Astro Boy Volume 7

Writer / Artist
Astro Boy Volume 7
AStro Boy 7 review
  • North American Publisher / ISBN: Dark Horse - 978-1-56971-790-5
  • Volume No.: 7
  • Release date: 1968
  • English language release date: 2002
  • Format: Black and White
  • UPC: 9781569717905
  • Contains adult content?: no
  • Does this pass the Bechdel test?: no
  • Positive minority portrayal?: no

Volume seven of Osamu Tezuka’s original Astro Boy comics translated by Frederick L. Schodt continues directly on from the end of volume six, with the second of three parts of an epic adventure called ‘“Once Upon a Time” – Astro Boy Tales, Part Two’.

When last we saw Astro Boy he had gone back in time fifty years to 1969 and was in Vietnam, sinking into the Mekong River, exhausted of all power. In ‘The Summer of 1993’, it’s 24 years later. Vietnam is at peace. The world has changed, space ships are travelling to Mars and a river barge scoops the dormant robot boy up from the water. Back in Japan a revitalised Astro tries to find his place in this newer Tokyo but it’s still very far from his own time and he is still too advanced for the technology of the nineties. In ‘Robot Chiruchiru In Danger’, and ‘Astro’s Energy Runs Out’, he finds a new friend, starts battling for the rights of robots, fights a few villains and then once again exhausts all his power. While he lies quietly rusting in a field, time continues to move forward until it’s the 21st Century.

In ‘Dr Tenma’, we see again how the death of Tenma’s son Tobio leads to the creation of a new Astro Boy to replace him. But he can’t be animated because unknown to Tenma another Astro, although rusted and deactivated, already exists in this timeline. Two Astros cannot both be active in the same instant. How can this time paradox be solved?

In this alternate origin for Astro Boy all the previous details are the same, but now we see his creation story in much greater detail, and a lot of that detail is surprisingly harrowing. ‘The Tragedy of Bailey’ has a new Astro learning about his powers, the world and the awful conditions that robots exist under. There’s a terrible ending for the first robot to gain legal rights, and then the always flaky Dr Tenma loses it completely. Despite the best efforts of Astro’s ‘mother’, Mrs Tenma, he sells his creation in a drunken rage and ‘Astro goes to The Circus’.
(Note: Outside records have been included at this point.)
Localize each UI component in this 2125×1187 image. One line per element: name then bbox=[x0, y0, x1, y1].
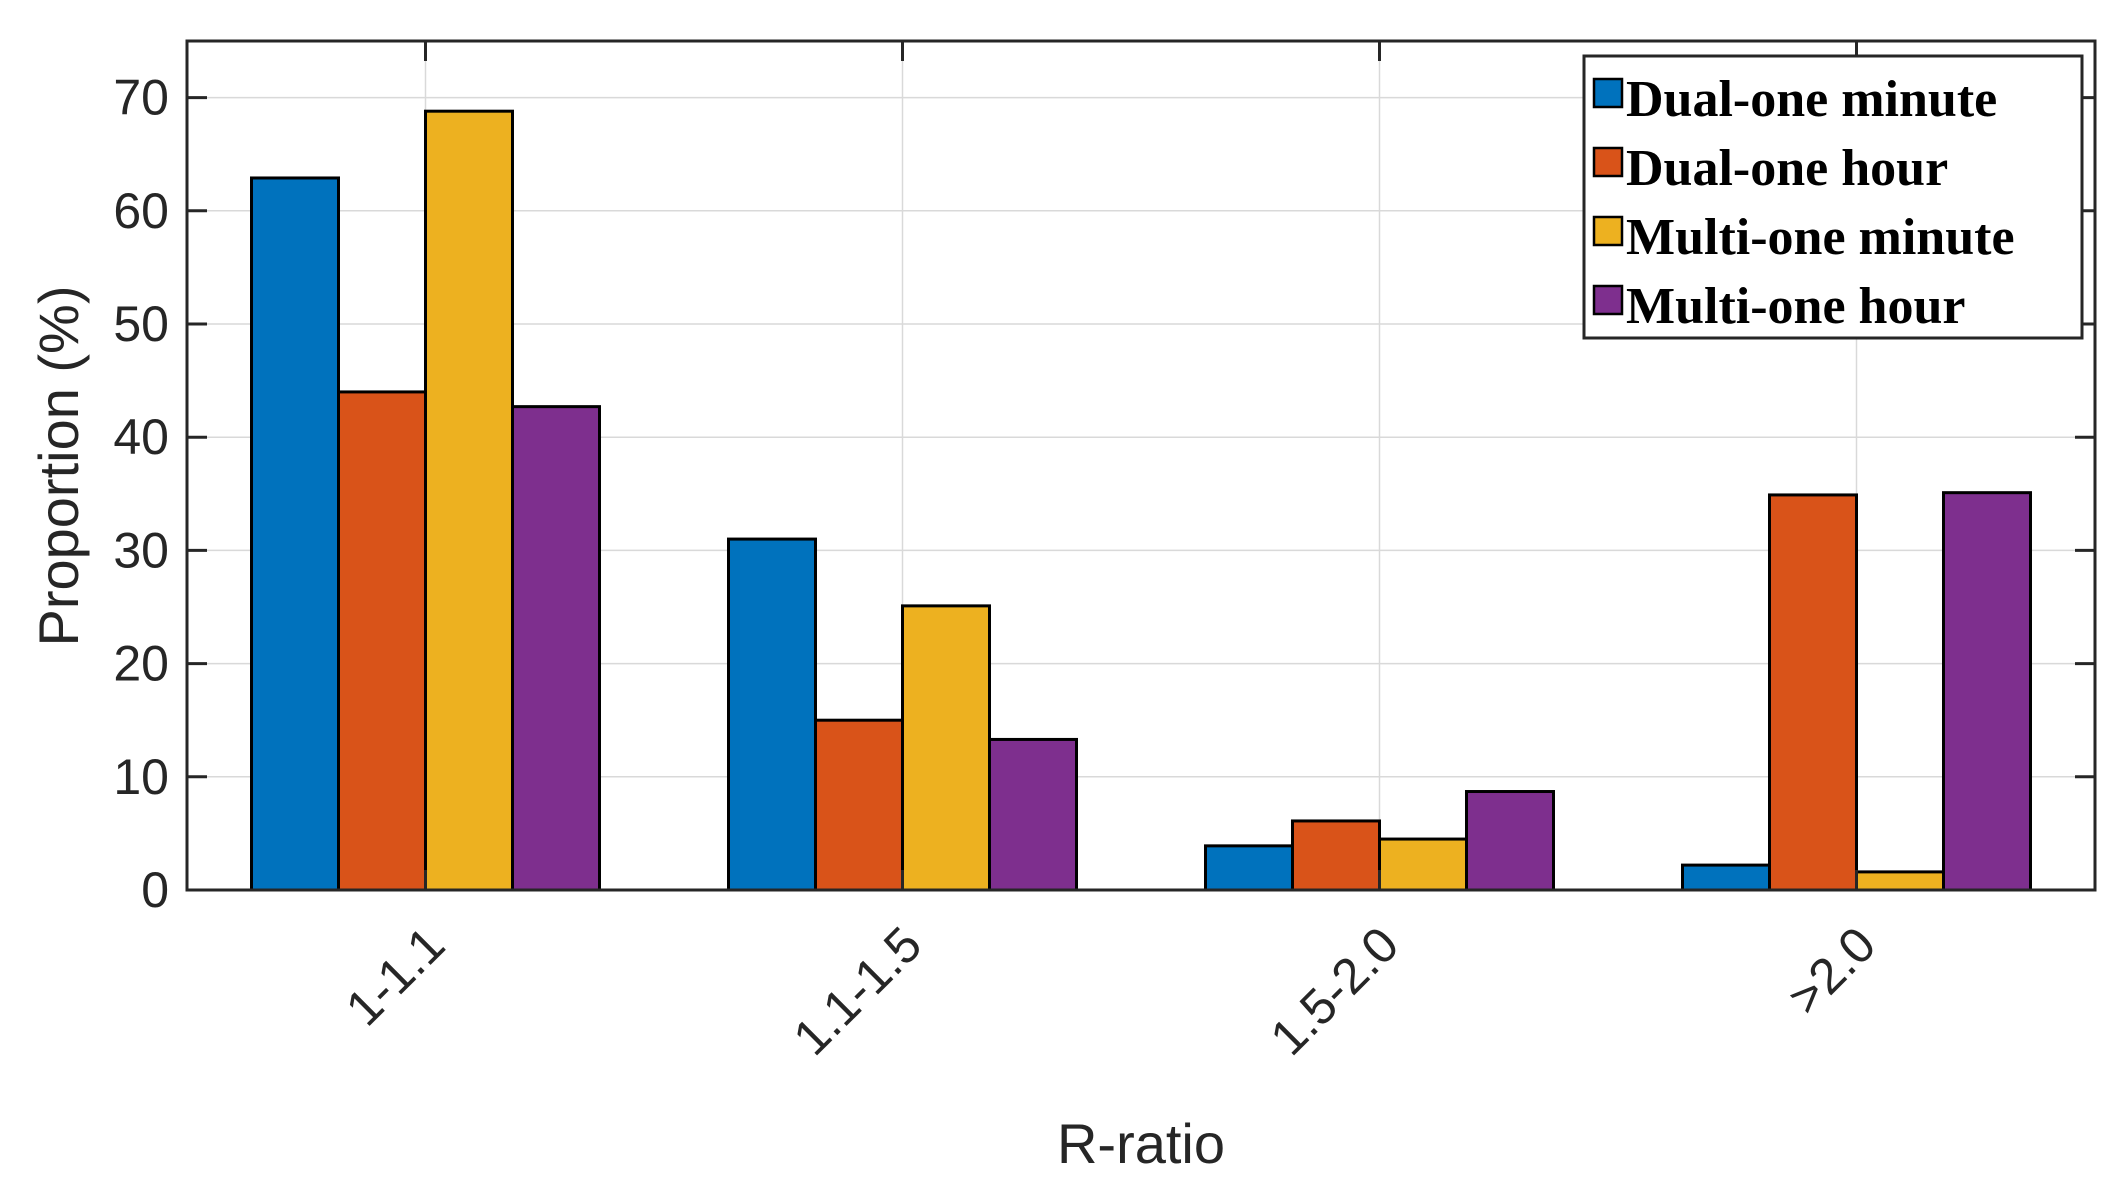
y-axis-title: Proportion (%) bbox=[27, 285, 90, 646]
bar bbox=[424, 109, 514, 892]
plot-frame bbox=[185, 39, 2097, 892]
legend-swatch bbox=[1592, 77, 1624, 109]
legend: Dual-one minute Dual-one hour Multi-one mi… bbox=[1582, 54, 2084, 340]
legend-box bbox=[1582, 54, 2084, 340]
legend-label: Dual-one hour bbox=[1626, 140, 1948, 197]
y-tick-label: 70 bbox=[113, 70, 169, 126]
bar bbox=[988, 737, 1078, 892]
bar bbox=[901, 604, 991, 892]
legend-swatch bbox=[1592, 146, 1624, 178]
axis-ticks bbox=[187, 41, 2095, 892]
bar bbox=[1291, 819, 1381, 892]
y-tick-label: 10 bbox=[113, 749, 169, 805]
y-tick-label: 60 bbox=[113, 183, 169, 239]
legend-label: Multi-one minute bbox=[1626, 209, 2015, 266]
y-tick-label: 40 bbox=[113, 409, 169, 465]
bar bbox=[1768, 493, 1858, 892]
bar bbox=[727, 537, 817, 892]
x-tick-label: 1.5-2.0 bbox=[1260, 916, 1410, 1066]
bar bbox=[1855, 870, 1945, 892]
bar bbox=[1204, 844, 1294, 892]
y-tick-label: 0 bbox=[141, 862, 169, 918]
bars bbox=[250, 109, 2032, 892]
bar bbox=[1378, 837, 1468, 892]
x-tick-label: 1-1.1 bbox=[335, 916, 455, 1036]
legend-swatch bbox=[1592, 284, 1624, 316]
bar bbox=[1942, 491, 2032, 892]
y-tick-label: 20 bbox=[113, 636, 169, 692]
y-tick-label: 50 bbox=[113, 296, 169, 352]
legend-swatch bbox=[1592, 215, 1624, 247]
bar bbox=[814, 718, 904, 892]
y-tick-label: 30 bbox=[113, 522, 169, 578]
x-tick-label: >2.0 bbox=[1777, 916, 1886, 1025]
x-tick-labels: 1-1.1 1.1-1.5 1.5-2.0 >2.0 bbox=[335, 916, 1886, 1066]
bar bbox=[1465, 790, 1555, 892]
y-tick-labels: 0 10 20 30 40 50 60 70 bbox=[113, 70, 169, 918]
bar bbox=[1681, 863, 1771, 892]
bar bbox=[511, 405, 601, 892]
legend-label: Multi-one hour bbox=[1626, 278, 1965, 335]
x-tick-label: 1.1-1.5 bbox=[783, 916, 933, 1066]
legend-items: Dual-one minute Dual-one hour Multi-one mi… bbox=[1592, 71, 2015, 335]
legend-label: Dual-one minute bbox=[1626, 71, 1997, 128]
x-axis-title: R-ratio bbox=[1057, 1112, 1225, 1175]
bar bbox=[250, 176, 340, 892]
bar bbox=[337, 390, 427, 892]
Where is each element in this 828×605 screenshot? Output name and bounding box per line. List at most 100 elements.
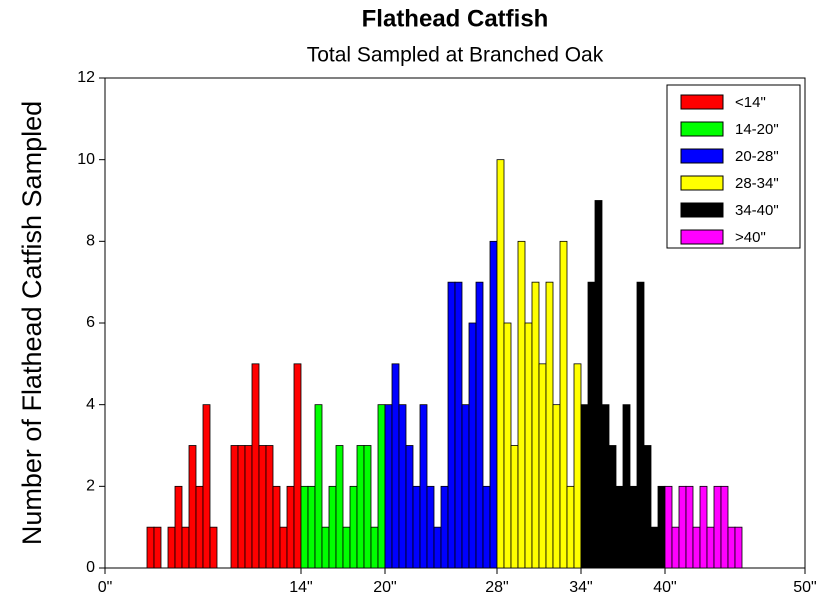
legend-swatch	[680, 202, 724, 218]
bar	[342, 526, 351, 569]
bar	[475, 281, 484, 569]
bar	[419, 404, 428, 569]
bar	[468, 322, 477, 569]
bar	[608, 445, 617, 569]
bar	[671, 526, 680, 569]
legend-label: 34-40"	[735, 202, 779, 219]
legend-swatch	[680, 229, 724, 245]
bar	[433, 526, 442, 569]
y-tick-label: 12	[77, 69, 95, 86]
bar	[447, 281, 456, 569]
bar	[412, 485, 421, 569]
bar	[643, 445, 652, 569]
bar	[720, 485, 729, 569]
bar	[384, 404, 393, 569]
bar	[195, 485, 204, 569]
x-tick-label: 40"	[653, 579, 676, 596]
bar	[321, 526, 330, 569]
bar	[440, 485, 449, 569]
bar	[293, 363, 302, 569]
bar	[615, 485, 624, 569]
y-tick-label: 4	[86, 396, 95, 413]
y-tick-label: 6	[86, 314, 95, 331]
x-tick-label: 0"	[98, 579, 113, 596]
x-tick-label: 34"	[569, 579, 592, 596]
bar	[531, 281, 540, 569]
bar	[300, 485, 309, 569]
bar	[545, 281, 554, 569]
bar	[426, 485, 435, 569]
legend-box	[666, 84, 801, 249]
legend-label: 14-20"	[735, 121, 779, 138]
bar	[517, 240, 526, 569]
legend-swatch	[680, 121, 724, 137]
bar	[286, 485, 295, 569]
bar	[622, 404, 631, 569]
bar	[398, 404, 407, 569]
bar	[573, 363, 582, 569]
bar	[538, 363, 547, 569]
bar	[146, 526, 155, 569]
bar	[692, 526, 701, 569]
bar	[566, 485, 575, 569]
bar	[405, 445, 414, 569]
legend-label: 20-28"	[735, 148, 779, 165]
bar	[167, 526, 176, 569]
bar	[454, 281, 463, 569]
bar	[356, 445, 365, 569]
legend-swatch	[680, 175, 724, 191]
bar	[580, 404, 589, 569]
bar	[734, 526, 743, 569]
bar	[328, 485, 337, 569]
bar	[461, 404, 470, 569]
legend-swatch	[680, 148, 724, 164]
bar	[587, 281, 596, 569]
bar	[727, 526, 736, 569]
bar	[629, 485, 638, 569]
bar	[664, 485, 673, 569]
bar	[314, 404, 323, 569]
bar	[202, 404, 211, 569]
bar	[237, 445, 246, 569]
y-axis-label: Number of Flathead Catfish Sampled	[17, 101, 47, 545]
y-tick-label: 0	[86, 559, 95, 576]
bar	[349, 485, 358, 569]
bar	[391, 363, 400, 569]
bar	[650, 526, 659, 569]
bar	[258, 445, 267, 569]
y-tick-label: 8	[86, 233, 95, 250]
bar	[685, 485, 694, 569]
x-tick-label: 28"	[485, 579, 508, 596]
bar	[713, 485, 722, 569]
bar	[510, 445, 519, 569]
bar	[174, 485, 183, 569]
bar	[559, 240, 568, 569]
bar	[230, 445, 239, 569]
chart-subtitle: Total Sampled at Branched Oak	[307, 44, 604, 67]
legend-label: 28-34"	[735, 175, 779, 192]
bar	[188, 445, 197, 569]
bar	[636, 281, 645, 569]
legend-label: <14"	[735, 94, 766, 111]
x-tick-label: 14"	[289, 579, 312, 596]
bar	[370, 526, 379, 569]
bar	[272, 485, 281, 569]
bar	[265, 445, 274, 569]
bar	[699, 485, 708, 569]
bar	[706, 526, 715, 569]
y-tick-label: 2	[86, 478, 95, 495]
bar	[335, 445, 344, 569]
bar	[594, 200, 603, 569]
bar	[482, 485, 491, 569]
y-tick-label: 10	[77, 151, 95, 168]
bar	[279, 526, 288, 569]
bar	[181, 526, 190, 569]
bar	[363, 445, 372, 569]
bar	[524, 322, 533, 569]
bar	[496, 159, 505, 569]
bar	[153, 526, 162, 569]
bar	[307, 485, 316, 569]
x-tick-label: 50"	[793, 579, 816, 596]
legend-swatch	[680, 94, 724, 110]
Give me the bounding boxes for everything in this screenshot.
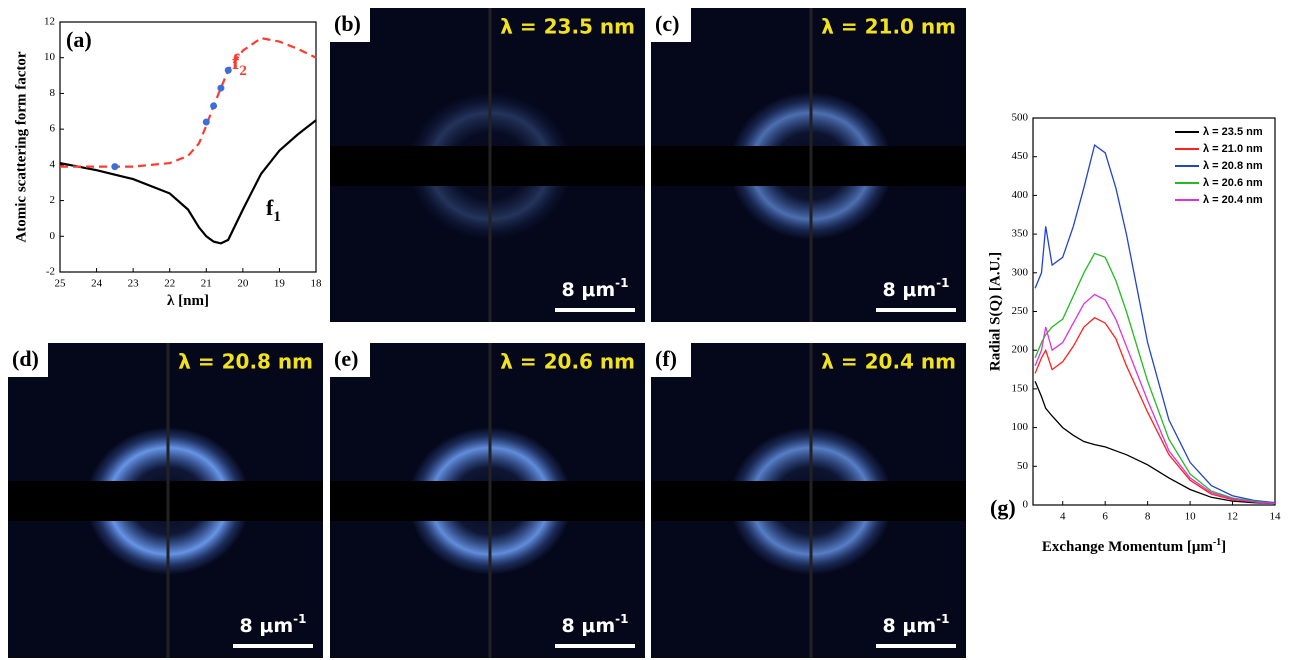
y-tick-label: 300 bbox=[1012, 266, 1029, 278]
annotation-subscript: 2 bbox=[239, 63, 247, 79]
wavelength-caption: λ = 20.8 nm bbox=[178, 350, 313, 374]
y-tick-label: 150 bbox=[1012, 382, 1029, 394]
x-tick-label: 21 bbox=[201, 278, 212, 290]
legend-label: λ = 20.8 nm bbox=[1203, 160, 1263, 172]
x-tick-label: 8 bbox=[1145, 511, 1151, 523]
x-tick-label: 25 bbox=[55, 278, 67, 290]
scale-bar-text: 8 μm bbox=[562, 615, 616, 637]
data-point bbox=[111, 163, 118, 170]
y-tick-label: 0 bbox=[50, 230, 56, 242]
scale-bar-text: 8 μm bbox=[240, 615, 294, 637]
legend-label: λ = 21.0 nm bbox=[1203, 143, 1263, 155]
panel-label: (c) bbox=[655, 11, 679, 36]
scale-bar-text: 8 μm bbox=[562, 279, 616, 301]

Tezuka’s masterful storytelling is at full power in this volume as he cranks up the philosophical and moral dilemmas to even higher extremes than in previous stories. The sheer meanness of the angry anti-robot humans and outrageously unfair Dr Tenma seem bad enough for poor Astro, until the astonishing sadism of the villainous circus master, Mr Hamegg, tops them all with dreadful and truly Dickensian levels of cruelty. The ending of this Part Two is perhaps even tougher than the end of Part One and the last page is a heart-rending image that will distress the sturdiest reader.

While this is still nominally an all-ages book, with the quite extreme suffering Astro experiences in this volume, plus all the human and robot deaths and the bleak ending, it isn’t the best bedtime reading. In fact it may be best to skip this volume altogether for sensitive younger children and take up Astro’s story again in the next book.